TypeBest ForNot Ideal For
Relational (SQL)Structured data with strong consistency (e.g., finance, inventory)Flexible or large-scale unstructured datasets
DocumentFlexible schemas (e.g., user profiles, product catalogs)Complex joins, transactional operations
Key-ValueHigh-speed reads/writes, session storage (e.g., Redis, DynamoDB)Complex queries, relational data
ColumnarOLAP, big data analytics (e.g., ClickHouse, Redshift)High write throughput, row-level operations
GraphSocial networks, fraud detection, recommendation enginesFlat tabular data, large-scale writes
VectorSemantic similarity, embeddings, LLM memory retrievalNon-ML workloads, transactional consistency
Time-SeriesIoT data, observability, metrics (e.g., InfluxDB, TimescaleDB)General-purpose storage

Chapter 3: Caching Done Right – From Layers to Semantics

Traditional Caching

At its most basic, caching accelerates repeated access to data. Examples:

  • Page-level caching (e.g., CDN edge caches like Cloudflare)
  • Query-level caching (e.g., MySQL query cache)
  • Object-level caching (e.g., Redis or Memcached)

Done poorly? Imagine a stale cache delivering outdated prices on a trading app. Oops.

Semantic Caching

Now we’re talking meaning, not just values.

In LLM applications and search platforms, semantic caching stores intent or contextual embeddings rather than raw queries. When a new query is made, it’s compared to previously cached vectors (using cosine similarity, for example) to see if the system has already seen something similar.

🔧 Tools: FAISS, Annoy, Milvus

Used Well: A customer service chatbot that can instantly return past support answers when users ask slightly different questions.

Done Poorly: Caching based on keywords only, missing the fact that “I lost my luggage” and “my bag is missing” are semantically the same.


Chapter 4: Examples in the Wild

Good Example: Netflix

Netflix leverages a polyglot persistence strategy:

  • Cassandra for high-availability content metadata
  • Elasticsearch for search and indexing
  • Redis for session data and user preferences
  • S3 for large media storage
  • Presto + Iceberg for analytics

They pair these with caching strategies at multiple layers: edge CDN, metadata cache, and semantic deduplication for recommendations.

Bad Example: A Single MongoDB for Everything

A fast-scaling startup once chose MongoDB for all their data: analytics, transactions, and content indexing.
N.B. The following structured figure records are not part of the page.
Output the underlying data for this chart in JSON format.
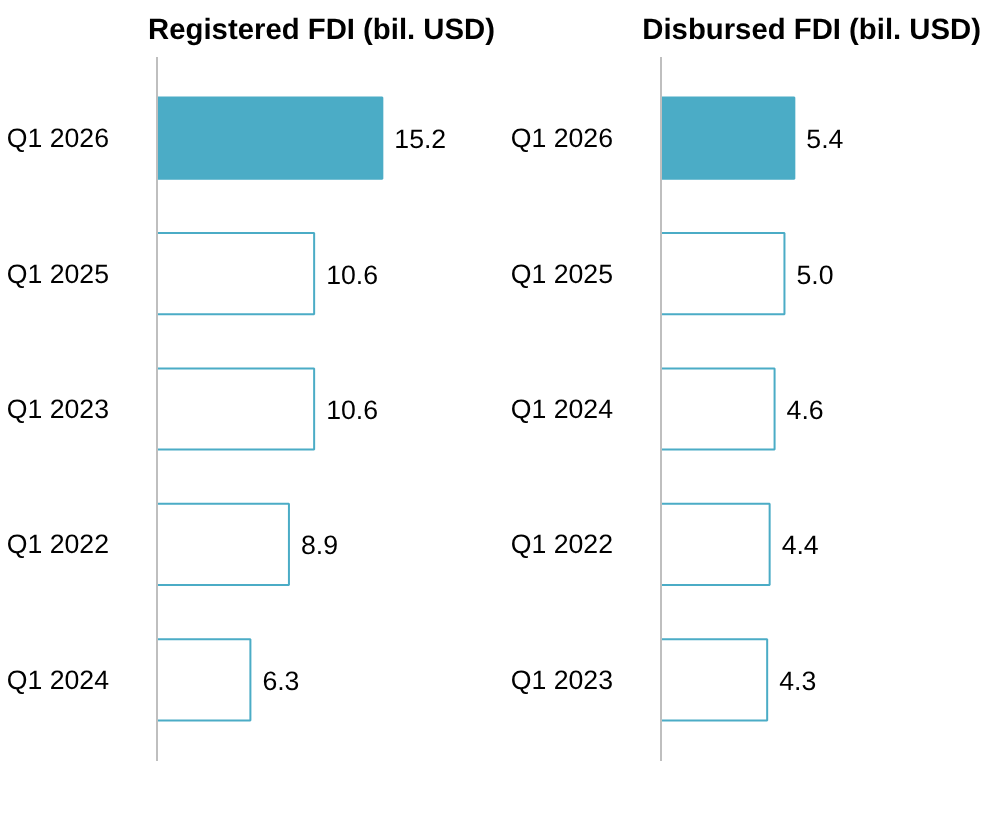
{
  "chart_data": [
    {
      "type": "bar",
      "orientation": "horizontal",
      "title": "Registered FDI (bil. USD)",
      "categories": [
        "Q1 2026",
        "Q1 2025",
        "Q1 2023",
        "Q1 2022",
        "Q1 2024"
      ],
      "values": [
        15.2,
        10.6,
        10.6,
        8.9,
        6.3
      ],
      "colors": [
        "#4bacc6",
        "#ffffff",
        "#ffffff",
        "#ffffff",
        "#ffffff"
      ],
      "data_labels": true,
      "grid": false,
      "legend": false
    },
    {
      "type": "bar",
      "orientation": "horizontal",
      "title": "Disbursed FDI (bil. USD)",
      "categories": [
        "Q1 2026",
        "Q1 2025",
        "Q1 2024",
        "Q1 2022",
        "Q1 2023"
      ],
      "values": [
        5.4,
        5.0,
        4.6,
        4.4,
        4.3
      ],
      "value_labels": [
        "5.4",
        "5.0",
        "4.6",
        "4.4",
        "4.3"
      ],
      "colors": [
        "#4bacc6",
        "#ffffff",
        "#ffffff",
        "#ffffff",
        "#ffffff"
      ],
      "data_labels": true,
      "grid": false,
      "legend": false
    }
  ]
}
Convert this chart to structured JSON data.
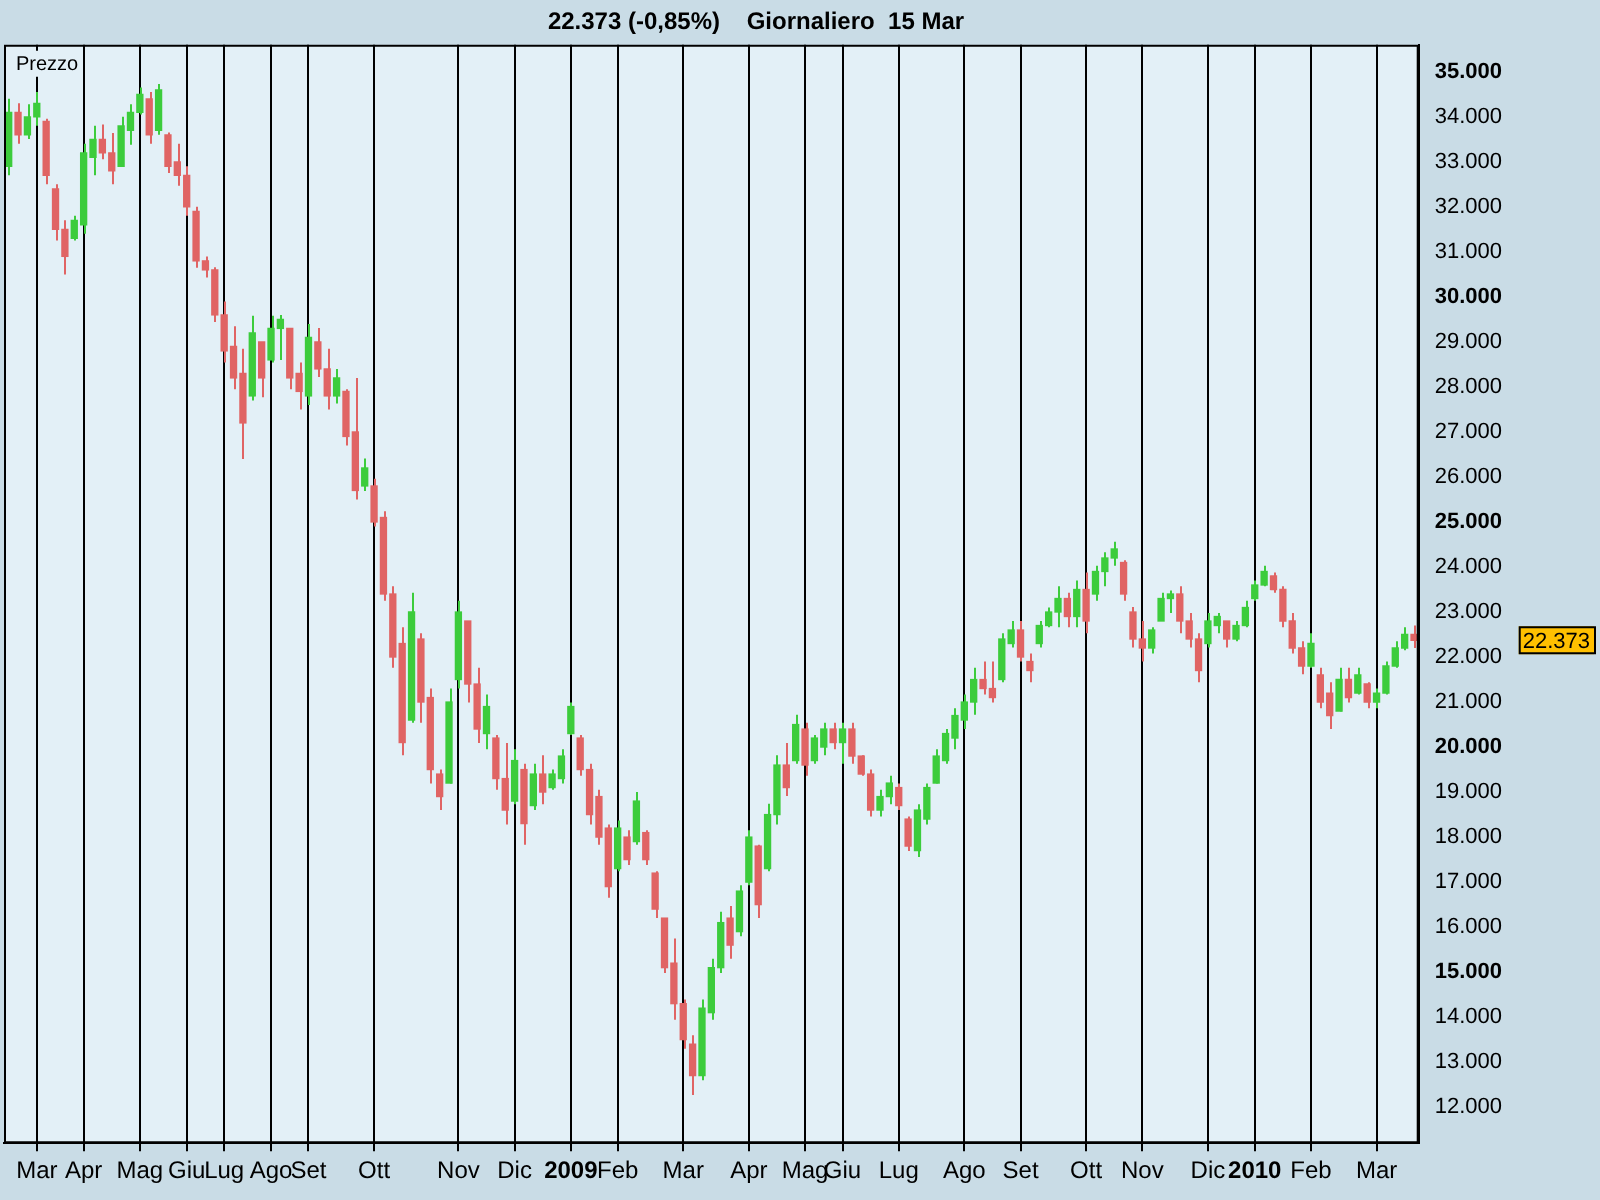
{
  "chart_data": {
    "type": "candlestick",
    "title": "22.373 (-0,85%)    Giornaliero  15 Mar",
    "categories": [
      null,
      null,
      null,
      "Mar",
      null,
      null,
      null,
      null,
      "Apr",
      null,
      null,
      null,
      null,
      null,
      "Mag",
      null,
      null,
      null,
      null,
      "Giu",
      null,
      null,
      null,
      "Lug",
      null,
      null,
      null,
      null,
      "Ago",
      null,
      null,
      null,
      "Set",
      null,
      null,
      null,
      null,
      null,
      null,
      "Ott",
      null,
      null,
      null,
      null,
      null,
      null,
      null,
      null,
      "Nov",
      null,
      null,
      null,
      null,
      null,
      "Dic",
      null,
      null,
      null,
      null,
      null,
      "2009",
      null,
      null,
      null,
      null,
      "Feb",
      null,
      null,
      null,
      null,
      null,
      null,
      "Mar",
      null,
      null,
      null,
      null,
      null,
      null,
      "Apr",
      null,
      null,
      null,
      null,
      null,
      "Mag",
      null,
      null,
      null,
      "Giu",
      null,
      null,
      null,
      null,
      null,
      "Lug",
      null,
      null,
      null,
      null,
      null,
      null,
      "Ago",
      null,
      null,
      null,
      null,
      null,
      "Set",
      null,
      null,
      null,
      null,
      null,
      null,
      "Ott",
      null,
      null,
      null,
      null,
      null,
      "Nov",
      null,
      null,
      null,
      null,
      null,
      null,
      "Dic",
      null,
      null,
      null,
      null,
      "2010",
      null,
      null,
      null,
      null,
      null,
      "Feb",
      null,
      null,
      null,
      null,
      null,
      null,
      "Mar",
      null,
      null,
      null,
      null
    ],
    "ohlc": [
      [
        32900,
        34400,
        32700,
        34100
      ],
      [
        34100,
        34300,
        33400,
        33600
      ],
      [
        33600,
        34280,
        33510,
        34000
      ],
      [
        34000,
        34550,
        33800,
        34300
      ],
      [
        33900,
        33960,
        32500,
        32700
      ],
      [
        32400,
        32500,
        31250,
        31500
      ],
      [
        31500,
        31700,
        30500,
        30900
      ],
      [
        31300,
        31800,
        31250,
        31700
      ],
      [
        31600,
        33400,
        31400,
        33200
      ],
      [
        33100,
        33800,
        32700,
        33500
      ],
      [
        33500,
        33830,
        33060,
        33200
      ],
      [
        33200,
        33640,
        32500,
        32800
      ],
      [
        32900,
        34000,
        32900,
        33800
      ],
      [
        33700,
        34280,
        33380,
        34100
      ],
      [
        34100,
        34650,
        34050,
        34500
      ],
      [
        34400,
        34550,
        33400,
        33600
      ],
      [
        33700,
        34730,
        33600,
        34600
      ],
      [
        33600,
        33650,
        32750,
        32900
      ],
      [
        33000,
        33400,
        32470,
        32700
      ],
      [
        32700,
        32900,
        31800,
        32000
      ],
      [
        31900,
        32000,
        30650,
        30800
      ],
      [
        30800,
        30900,
        30430,
        30600
      ],
      [
        30600,
        30660,
        29440,
        29600
      ],
      [
        29600,
        29900,
        28540,
        28800
      ],
      [
        28900,
        29350,
        27950,
        28200
      ],
      [
        28300,
        28850,
        26400,
        27200
      ],
      [
        27800,
        29580,
        27700,
        29200
      ],
      [
        29000,
        29000,
        27770,
        28200
      ],
      [
        28600,
        29580,
        28540,
        29300
      ],
      [
        29300,
        29600,
        28600,
        29500
      ],
      [
        29300,
        29310,
        27950,
        28200
      ],
      [
        28300,
        28540,
        27500,
        27900
      ],
      [
        27800,
        29400,
        27600,
        29100
      ],
      [
        29000,
        29310,
        28220,
        28400
      ],
      [
        28400,
        28850,
        27500,
        27800
      ],
      [
        27800,
        28400,
        27630,
        28200
      ],
      [
        27900,
        27950,
        26700,
        26900
      ],
      [
        27000,
        28200,
        25500,
        25700
      ],
      [
        25800,
        26410,
        25690,
        26200
      ],
      [
        25800,
        25960,
        24900,
        25000
      ],
      [
        25100,
        25240,
        23250,
        23400
      ],
      [
        23400,
        23570,
        21760,
        22000
      ],
      [
        22300,
        22660,
        19820,
        20100
      ],
      [
        20600,
        23430,
        20540,
        23000
      ],
      [
        22400,
        22530,
        20540,
        21000
      ],
      [
        21100,
        21300,
        19190,
        19500
      ],
      [
        19400,
        19500,
        18600,
        18900
      ],
      [
        19200,
        21300,
        19190,
        21000
      ],
      [
        21500,
        23250,
        21300,
        23000
      ],
      [
        22800,
        22800,
        20990,
        21400
      ],
      [
        21400,
        21760,
        20090,
        20400
      ],
      [
        20300,
        21170,
        19950,
        20900
      ],
      [
        20200,
        20270,
        19050,
        19300
      ],
      [
        19300,
        20090,
        18280,
        18600
      ],
      [
        18800,
        19950,
        18730,
        19700
      ],
      [
        19500,
        19630,
        17830,
        18300
      ],
      [
        18700,
        19630,
        18600,
        19400
      ],
      [
        19400,
        19820,
        18730,
        19000
      ],
      [
        19100,
        19500,
        19050,
        19400
      ],
      [
        19300,
        19950,
        19190,
        19800
      ],
      [
        20300,
        20990,
        20270,
        20900
      ],
      [
        20200,
        20270,
        19360,
        19500
      ],
      [
        19500,
        19630,
        18280,
        18500
      ],
      [
        18900,
        19050,
        17830,
        18000
      ],
      [
        18200,
        18280,
        16650,
        16900
      ],
      [
        17300,
        18370,
        17240,
        18200
      ],
      [
        18000,
        18150,
        17380,
        17500
      ],
      [
        17900,
        19000,
        17830,
        18800
      ],
      [
        18100,
        18150,
        17380,
        17500
      ],
      [
        17200,
        17240,
        16200,
        16400
      ],
      [
        16200,
        16200,
        14980,
        15100
      ],
      [
        15200,
        15750,
        13940,
        14300
      ],
      [
        14300,
        14390,
        13300,
        13500
      ],
      [
        13400,
        13600,
        12270,
        12700
      ],
      [
        12700,
        14390,
        12600,
        14200
      ],
      [
        14100,
        15300,
        13940,
        15100
      ],
      [
        15100,
        16340,
        14980,
        16100
      ],
      [
        16200,
        16470,
        15300,
        15600
      ],
      [
        15900,
        16930,
        15800,
        16800
      ],
      [
        17000,
        18150,
        16930,
        18000
      ],
      [
        17800,
        17830,
        16200,
        16500
      ],
      [
        17300,
        18740,
        17240,
        18500
      ],
      [
        18500,
        19820,
        18280,
        19600
      ],
      [
        19600,
        20090,
        18910,
        19100
      ],
      [
        19700,
        20720,
        19630,
        20500
      ],
      [
        20400,
        20540,
        19360,
        19600
      ],
      [
        19700,
        20270,
        19630,
        20200
      ],
      [
        20000,
        20540,
        19820,
        20400
      ],
      [
        20400,
        20540,
        19950,
        20100
      ],
      [
        20100,
        20540,
        19630,
        20400
      ],
      [
        20400,
        20540,
        19630,
        19800
      ],
      [
        19800,
        19820,
        19360,
        19400
      ],
      [
        19400,
        19500,
        18460,
        18600
      ],
      [
        18600,
        19050,
        18460,
        18900
      ],
      [
        18900,
        19360,
        18730,
        19200
      ],
      [
        19100,
        19190,
        18600,
        18700
      ],
      [
        18400,
        18460,
        17690,
        17800
      ],
      [
        17700,
        18730,
        17560,
        18600
      ],
      [
        18400,
        19190,
        18280,
        19100
      ],
      [
        19200,
        19950,
        19190,
        19800
      ],
      [
        19700,
        20400,
        19630,
        20300
      ],
      [
        20200,
        20860,
        19950,
        20700
      ],
      [
        20600,
        21170,
        20400,
        21000
      ],
      [
        21000,
        21760,
        20720,
        21500
      ],
      [
        21500,
        21900,
        21170,
        21300
      ],
      [
        21300,
        21900,
        20990,
        21100
      ],
      [
        21500,
        22530,
        21440,
        22400
      ],
      [
        22300,
        22800,
        22210,
        22600
      ],
      [
        22600,
        22800,
        21900,
        22000
      ],
      [
        21900,
        22080,
        21440,
        21700
      ],
      [
        22300,
        22800,
        22210,
        22700
      ],
      [
        22700,
        23100,
        22660,
        23000
      ],
      [
        23000,
        23570,
        22660,
        23300
      ],
      [
        23300,
        23430,
        22660,
        22900
      ],
      [
        22900,
        23700,
        22660,
        23500
      ],
      [
        23500,
        23880,
        22530,
        22800
      ],
      [
        23400,
        24030,
        23250,
        23900
      ],
      [
        23900,
        24330,
        23570,
        24200
      ],
      [
        24200,
        24560,
        24030,
        24400
      ],
      [
        24100,
        24150,
        23250,
        23400
      ],
      [
        23000,
        23110,
        22210,
        22400
      ],
      [
        22400,
        22800,
        21900,
        22200
      ],
      [
        22200,
        22660,
        22080,
        22600
      ],
      [
        22800,
        23430,
        22800,
        23300
      ],
      [
        23300,
        23480,
        22980,
        23400
      ],
      [
        23400,
        23570,
        22530,
        22800
      ],
      [
        22800,
        22980,
        22210,
        22400
      ],
      [
        22400,
        22530,
        21440,
        21700
      ],
      [
        22300,
        22980,
        22210,
        22800
      ],
      [
        22700,
        22980,
        22530,
        22900
      ],
      [
        22800,
        22800,
        22210,
        22400
      ],
      [
        22400,
        22800,
        22350,
        22700
      ],
      [
        22700,
        23250,
        22660,
        23100
      ],
      [
        23300,
        23700,
        23250,
        23600
      ],
      [
        23600,
        24030,
        23570,
        23900
      ],
      [
        23800,
        23880,
        23430,
        23500
      ],
      [
        23500,
        23570,
        22660,
        22800
      ],
      [
        22800,
        22980,
        22080,
        22200
      ],
      [
        22200,
        22350,
        21620,
        21800
      ],
      [
        21800,
        22530,
        21760,
        22300
      ],
      [
        21600,
        21760,
        20860,
        21000
      ],
      [
        21200,
        21440,
        20400,
        20700
      ],
      [
        20800,
        21760,
        20790,
        21500
      ],
      [
        21500,
        21760,
        20990,
        21100
      ],
      [
        21200,
        21760,
        21170,
        21600
      ],
      [
        21400,
        21440,
        20860,
        21000
      ],
      [
        21000,
        21300,
        20860,
        21200
      ],
      [
        21200,
        21900,
        21170,
        21800
      ],
      [
        21800,
        22350,
        21760,
        22200
      ],
      [
        22200,
        22660,
        22150,
        22500
      ],
      [
        22500,
        22700,
        22200,
        22373
      ]
    ],
    "colors": [
      "#3ccc3c",
      "#e06464",
      "#3ccc3c",
      "#3ccc3c",
      "#e06464",
      "#e06464",
      "#e06464",
      "#3ccc3c",
      "#3ccc3c",
      "#3ccc3c",
      "#e06464",
      "#e06464",
      "#3ccc3c",
      "#3ccc3c",
      "#3ccc3c",
      "#e06464",
      "#3ccc3c",
      "#e06464",
      "#e06464",
      "#e06464",
      "#e06464",
      "#e06464",
      "#e06464",
      "#e06464",
      "#e06464",
      "#e06464",
      "#3ccc3c",
      "#e06464",
      "#3ccc3c",
      "#3ccc3c",
      "#e06464",
      "#e06464",
      "#3ccc3c",
      "#e06464",
      "#e06464",
      "#3ccc3c",
      "#e06464",
      "#e06464",
      "#3ccc3c",
      "#e06464",
      "#e06464",
      "#e06464",
      "#e06464",
      "#3ccc3c",
      "#e06464",
      "#e06464",
      "#e06464",
      "#3ccc3c",
      "#3ccc3c",
      "#e06464",
      "#e06464",
      "#3ccc3c",
      "#e06464",
      "#e06464",
      "#3ccc3c",
      "#e06464",
      "#3ccc3c",
      "#e06464",
      "#3ccc3c",
      "#3ccc3c",
      "#3ccc3c",
      "#e06464",
      "#e06464",
      "#e06464",
      "#e06464",
      "#3ccc3c",
      "#e06464",
      "#3ccc3c",
      "#e06464",
      "#e06464",
      "#e06464",
      "#e06464",
      "#e06464",
      "#e06464",
      "#3ccc3c",
      "#3ccc3c",
      "#3ccc3c",
      "#e06464",
      "#3ccc3c",
      "#3ccc3c",
      "#e06464",
      "#3ccc3c",
      "#3ccc3c",
      "#e06464",
      "#3ccc3c",
      "#e06464",
      "#3ccc3c",
      "#3ccc3c",
      "#e06464",
      "#3ccc3c",
      "#e06464",
      "#e06464",
      "#e06464",
      "#3ccc3c",
      "#3ccc3c",
      "#e06464",
      "#e06464",
      "#3ccc3c",
      "#3ccc3c",
      "#3ccc3c",
      "#3ccc3c",
      "#3ccc3c",
      "#3ccc3c",
      "#3ccc3c",
      "#e06464",
      "#e06464",
      "#3ccc3c",
      "#3ccc3c",
      "#e06464",
      "#e06464",
      "#3ccc3c",
      "#3ccc3c",
      "#3ccc3c",
      "#e06464",
      "#3ccc3c",
      "#e06464",
      "#3ccc3c",
      "#3ccc3c",
      "#3ccc3c",
      "#e06464",
      "#e06464",
      "#e06464",
      "#3ccc3c",
      "#3ccc3c",
      "#3ccc3c",
      "#e06464",
      "#e06464",
      "#e06464",
      "#3ccc3c",
      "#3ccc3c",
      "#e06464",
      "#3ccc3c",
      "#3ccc3c",
      "#3ccc3c",
      "#3ccc3c",
      "#e06464",
      "#e06464",
      "#e06464",
      "#e06464",
      "#3ccc3c",
      "#e06464",
      "#e06464",
      "#3ccc3c",
      "#e06464",
      "#3ccc3c",
      "#e06464",
      "#3ccc3c",
      "#3ccc3c",
      "#3ccc3c",
      "#3ccc3c",
      "#e06464"
    ],
    "ylim": [
      11200,
      35600
    ],
    "yticks": [
      {
        "value": 12000,
        "label": "12.000"
      },
      {
        "value": 13000,
        "label": "13.000"
      },
      {
        "value": 14000,
        "label": "14.000"
      },
      {
        "value": 15000,
        "label": "15.000"
      },
      {
        "value": 16000,
        "label": "16.000"
      },
      {
        "value": 17000,
        "label": "17.000"
      },
      {
        "value": 18000,
        "label": "18.000"
      },
      {
        "value": 19000,
        "label": "19.000"
      },
      {
        "value": 20000,
        "label": "20.000"
      },
      {
        "value": 21000,
        "label": "21.000"
      },
      {
        "value": 22000,
        "label": "22.000"
      },
      {
        "value": 23000,
        "label": "23.000"
      },
      {
        "value": 24000,
        "label": "24.000"
      },
      {
        "value": 25000,
        "label": "25.000"
      },
      {
        "value": 26000,
        "label": "26.000"
      },
      {
        "value": 27000,
        "label": "27.000"
      },
      {
        "value": 28000,
        "label": "28.000"
      },
      {
        "value": 29000,
        "label": "29.000"
      },
      {
        "value": 30000,
        "label": "30.000"
      },
      {
        "value": 31000,
        "label": "31.000"
      },
      {
        "value": 32000,
        "label": "32.000"
      },
      {
        "value": 33000,
        "label": "33.000"
      },
      {
        "value": 34000,
        "label": "34.000"
      },
      {
        "value": 35000,
        "label": "35.000"
      }
    ],
    "grid": "x",
    "legend": false,
    "annotations": [
      "Prezzo",
      "22.373"
    ]
  }
}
As workloads diversified, they began to experience:

  • Poor query performance on large analytic queries
  • Write locks during high-concurrency transactional events
  • Data inconsistency issues due to overuse of flexible schemas

The result? A rushed and painful migration to PostgreSQL + ClickHouse + Redis.
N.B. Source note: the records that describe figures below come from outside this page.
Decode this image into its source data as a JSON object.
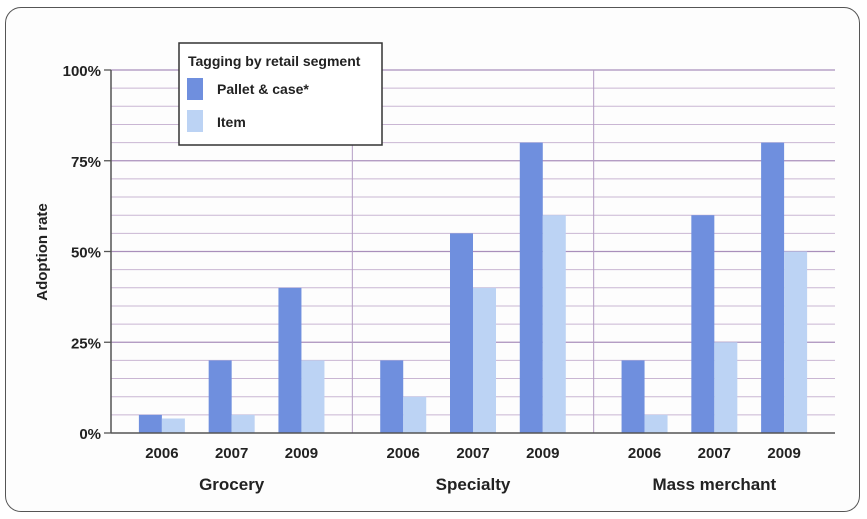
{
  "chart_data": {
    "type": "bar",
    "ylabel": "Adoption rate",
    "ylim": [
      0,
      100
    ],
    "yticks": [
      "0%",
      "25%",
      "50%",
      "75%",
      "100%"
    ],
    "ytick_values": [
      0,
      25,
      50,
      75,
      100
    ],
    "grid": true,
    "legend": {
      "title": "Tagging by retail segment",
      "placement": "top-left",
      "entries": [
        "Pallet & case*",
        "Item"
      ]
    },
    "groups": [
      {
        "name": "Grocery",
        "years": [
          "2006",
          "2007",
          "2009"
        ]
      },
      {
        "name": "Specialty",
        "years": [
          "2006",
          "2007",
          "2009"
        ]
      },
      {
        "name": "Mass merchant",
        "years": [
          "2006",
          "2007",
          "2009"
        ]
      }
    ],
    "series": [
      {
        "name": "Pallet & case*",
        "color": "#6f8fde",
        "values": [
          [
            5,
            20,
            40
          ],
          [
            20,
            55,
            80
          ],
          [
            20,
            60,
            80
          ]
        ]
      },
      {
        "name": "Item",
        "color": "#bcd3f4",
        "values": [
          [
            4,
            5,
            20
          ],
          [
            10,
            40,
            60
          ],
          [
            5,
            25,
            50
          ]
        ]
      }
    ],
    "colors": {
      "grid": "#c9b6d3",
      "axis": "#555555",
      "frame": "#555555"
    }
  }
}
Chapter 5: Evaluation Framework

To choose the right database and caching strategy, ask:

  1. What shape is your data?
    • Structured tabular? → Relational
    • Nested/JSON? → Document
    • Relationships? → Graph
    • Vectors/embeddings? → Vector DB
  2. How fresh must your data be?
    • Seconds? → Cache heavily
    • Real-time? → Stream + cache invalidation
    • Batch okay? → Lakehouse with ETL
  3. How will you access it?
    • Key-based lookups? → KV store
    • Ad hoc analytics? → Columnar DB
    • Full-text or semantic search? → Elastic + Vector DB
  4. What are your consistency and scale needs?
    • Strong consistency? → RDBMS or newer ACID-compliant NoSQL (e.g., FoundationDB)
    • High availability and partition tolerance? → Dynamo-style NoSQL or distributed SQL (e.g., CockroachDB)

Wrapping up…

Choosing a database and caching strategy is not about picking the shiniest new toy. It’s about designing a system that mirrors the way your users interact with your product.

Like all good engineering, it’s about tradeoffs. Fast and flexible vs. consistent and correct. Simple and scalable vs. complex and precise.

Modern architecture isn’t a monolith—it’s a mosaic.